Not sure if I built up antibodies or it stopped working for other reasons, but you are probably right. I should get that tested at some point. I am more hopeful hearing humira cleared up your fistula. But it 5 months of humira and it was the pred that got the inflammation under control. Maybe cimzia then or hold on for the next new treatment

However one thing I have learned in 50 years wth this is don't assume anything and especially don't be tied down to any current protocol as they constantly change and every case is different, almost, anyway?

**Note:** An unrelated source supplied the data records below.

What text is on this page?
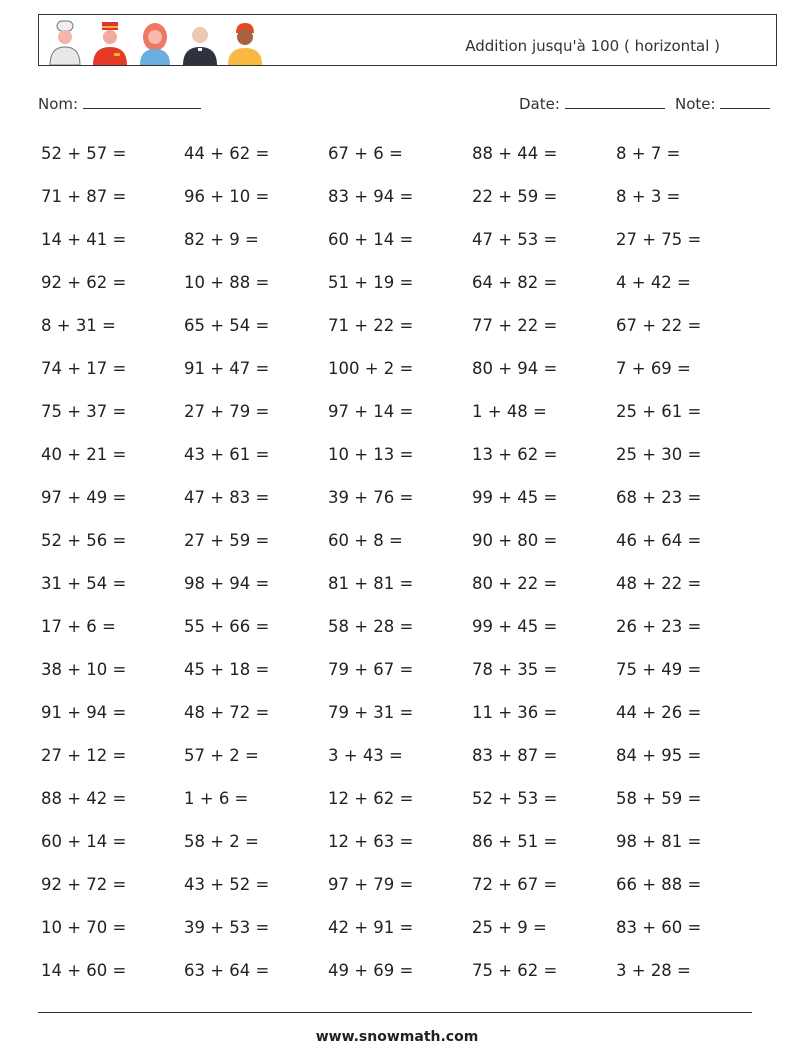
Addition jusqu'à 100 ( horizontal )
Nom:	Date:	Note:
52 + 57 =	44 + 62 =	67 + 6 =	88 + 44 =	8 + 7 =
71 + 87 =	96 + 10 =	83 + 94 =	22 + 59 =	8 + 3 =
14 + 41 =	82 + 9 =	60 + 14 =	47 + 53 =	27 + 75 =
92 + 62 =	10 + 88 =	51 + 19 =	64 + 82 =	4 + 42 =
8 + 31 =	65 + 54 =	71 + 22 =	77 + 22 =	67 + 22 =
74 + 17 =	91 + 47 =	100 + 2 =	80 + 94 =	7 + 69 =
75 + 37 =	27 + 79 =	97 + 14 =	1 + 48 =	25 + 61 =
40 + 21 =	43 + 61 =	10 + 13 =	13 + 62 =	25 + 30 =
97 + 49 =	47 + 83 =	39 + 76 =	99 + 45 =	68 + 23 =
52 + 56 =	27 + 59 =	60 + 8 =	90 + 80 =	46 + 64 =
31 + 54 =	98 + 94 =	81 + 81 =	80 + 22 =	48 + 22 =
17 + 6 =	55 + 66 =	58 + 28 =	99 + 45 =	26 + 23 =
38 + 10 =	45 + 18 =	79 + 67 =	78 + 35 =	75 + 49 =
91 + 94 =	48 + 72 =	79 + 31 =	11 + 36 =	44 + 26 =
27 + 12 =	57 + 2 =	3 + 43 =	83 + 87 =	84 + 95 =
88 + 42 =	1 + 6 =	12 + 62 =	52 + 53 =	58 + 59 =
60 + 14 =	58 + 2 =	12 + 63 =	86 + 51 =	98 + 81 =
92 + 72 =	43 + 52 =	97 + 79 =	72 + 67 =	66 + 88 =
10 + 70 =	39 + 53 =	42 + 91 =	25 + 9 =	83 + 60 =
14 + 60 =	63 + 64 =	49 + 69 =	75 + 62 =	3 + 28 =
www.snowmath.com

I've had my fistula since late last May, and was originally treated with Remicade, Imuran and Cipro/Flagyl after my fistulotomy. I was allergic to Remicade and switched to Humira in November, and within one-two months all drainage had stopped for me, and then three weeks ago I finally got my seton removed and the fistula has been closing and healing. I also stopped cipro/flagyl after eight months in December. The addition of an immunosuppressant might help you but ultimately I think biologics are best. It may also help to increase the frequency of your Humira dosage - I inject once every week, which I think really makes a difference.

It's true pretty much everyone's experience is different, though. I hope you find something that works for you!